Letztlich dürften solche Ideen auch Elmar Altvater gefallen. »Durch Kongresse wird man die Welt nicht verändern«, appelliert der emeritierte Professor für Politikwissenschaft an seine Zuhörer, »Realpolitik mit utopischem Inhalt« zu gestalten. Bereits mit ersten Projekten in der Realität angekommen sind die auf mehreren Veranstaltungen diskutierten Commons, eine Idee der Gemeinwohl-Ökonomie, die im Kontrast zur besonders von digitalen Unternehmen wie Google oder dem Fahrdienst Uber vorangetrieben Shareconomy stehen.

Profitgeleitetem Teilen müsse eine Absage erteilt werden, mahnt die Ex-Piratin Anke Domscheit-Berg. Ihre Hoffnung auf eine linke Zukunft fußt auf der rasanten Entwicklung der digitalen Revolution, deren Potenziale nicht den Konzernen überlassen werden sollten.

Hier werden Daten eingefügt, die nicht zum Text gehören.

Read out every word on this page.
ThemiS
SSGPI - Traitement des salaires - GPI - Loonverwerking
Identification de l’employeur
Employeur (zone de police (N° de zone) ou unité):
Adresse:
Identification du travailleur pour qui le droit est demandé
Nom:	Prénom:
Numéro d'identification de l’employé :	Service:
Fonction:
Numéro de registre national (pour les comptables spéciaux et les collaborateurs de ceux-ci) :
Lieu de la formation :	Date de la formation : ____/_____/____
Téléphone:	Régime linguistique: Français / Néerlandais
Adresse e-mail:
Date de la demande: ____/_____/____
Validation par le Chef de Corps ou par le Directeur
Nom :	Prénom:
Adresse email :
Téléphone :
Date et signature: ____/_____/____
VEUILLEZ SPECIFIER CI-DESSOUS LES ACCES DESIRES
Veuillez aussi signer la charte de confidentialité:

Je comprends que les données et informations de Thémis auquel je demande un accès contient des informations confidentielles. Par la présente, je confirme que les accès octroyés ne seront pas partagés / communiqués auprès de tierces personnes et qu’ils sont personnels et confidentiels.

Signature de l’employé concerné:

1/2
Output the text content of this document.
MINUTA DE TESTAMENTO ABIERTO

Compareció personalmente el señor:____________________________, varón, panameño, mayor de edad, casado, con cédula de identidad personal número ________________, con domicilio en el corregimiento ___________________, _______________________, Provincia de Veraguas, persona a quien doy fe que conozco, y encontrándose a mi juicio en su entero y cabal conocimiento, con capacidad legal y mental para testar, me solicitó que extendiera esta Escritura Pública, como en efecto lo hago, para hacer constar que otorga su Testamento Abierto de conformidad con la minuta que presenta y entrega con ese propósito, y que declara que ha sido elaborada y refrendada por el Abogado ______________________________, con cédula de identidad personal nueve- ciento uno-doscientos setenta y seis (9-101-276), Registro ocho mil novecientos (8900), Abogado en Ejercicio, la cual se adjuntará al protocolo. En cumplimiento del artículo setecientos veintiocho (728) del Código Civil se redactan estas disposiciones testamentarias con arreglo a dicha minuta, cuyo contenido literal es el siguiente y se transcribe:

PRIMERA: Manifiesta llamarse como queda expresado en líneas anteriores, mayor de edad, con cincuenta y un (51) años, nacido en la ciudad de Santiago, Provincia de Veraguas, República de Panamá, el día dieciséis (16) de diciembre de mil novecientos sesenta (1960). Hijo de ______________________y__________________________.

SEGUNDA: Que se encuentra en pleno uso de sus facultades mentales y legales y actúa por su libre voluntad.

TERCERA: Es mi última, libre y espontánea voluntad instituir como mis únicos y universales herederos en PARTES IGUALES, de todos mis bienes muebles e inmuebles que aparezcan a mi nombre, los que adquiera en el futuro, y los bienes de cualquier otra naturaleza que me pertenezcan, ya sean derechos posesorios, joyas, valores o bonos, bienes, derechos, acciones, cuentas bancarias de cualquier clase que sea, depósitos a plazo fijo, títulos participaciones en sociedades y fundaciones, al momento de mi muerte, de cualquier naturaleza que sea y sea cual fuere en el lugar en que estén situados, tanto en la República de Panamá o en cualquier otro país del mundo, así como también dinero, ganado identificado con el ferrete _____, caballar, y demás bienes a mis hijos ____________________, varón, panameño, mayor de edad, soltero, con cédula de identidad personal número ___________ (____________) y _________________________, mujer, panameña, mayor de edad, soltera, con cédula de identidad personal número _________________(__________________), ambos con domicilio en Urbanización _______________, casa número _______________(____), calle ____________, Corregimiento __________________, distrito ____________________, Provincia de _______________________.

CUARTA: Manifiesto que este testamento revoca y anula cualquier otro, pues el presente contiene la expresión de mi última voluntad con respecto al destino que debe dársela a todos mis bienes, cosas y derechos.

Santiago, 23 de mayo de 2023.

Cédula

IG-Metall-Gewerkschafter Hans-Jürgen Urban aber mahnt, die Debatte werde noch zu stark durch Techniker und Naturwissenschaftler dominiert, deren Faszination für die Industrie 4.0 den Blick für die Probleme der Gegenwart verstelle.

Die Zukunft gestalten und dabei das Heute nicht aus den Augen verlieren – der Kongress versuchte über vier Tage diesen schwierigen Spagat, auch wenn wirklich neue Gesamtkonzepte für das Übermorgen fehlten und so manche Ideen auf dem Marktplatz der dargebotenen Visionen nebeneinander herliefen, ohne dass sie jemand zusammenführte. Für die Linken wie auch die LINKE wäre dies eine Herausforderung für die Zukunft.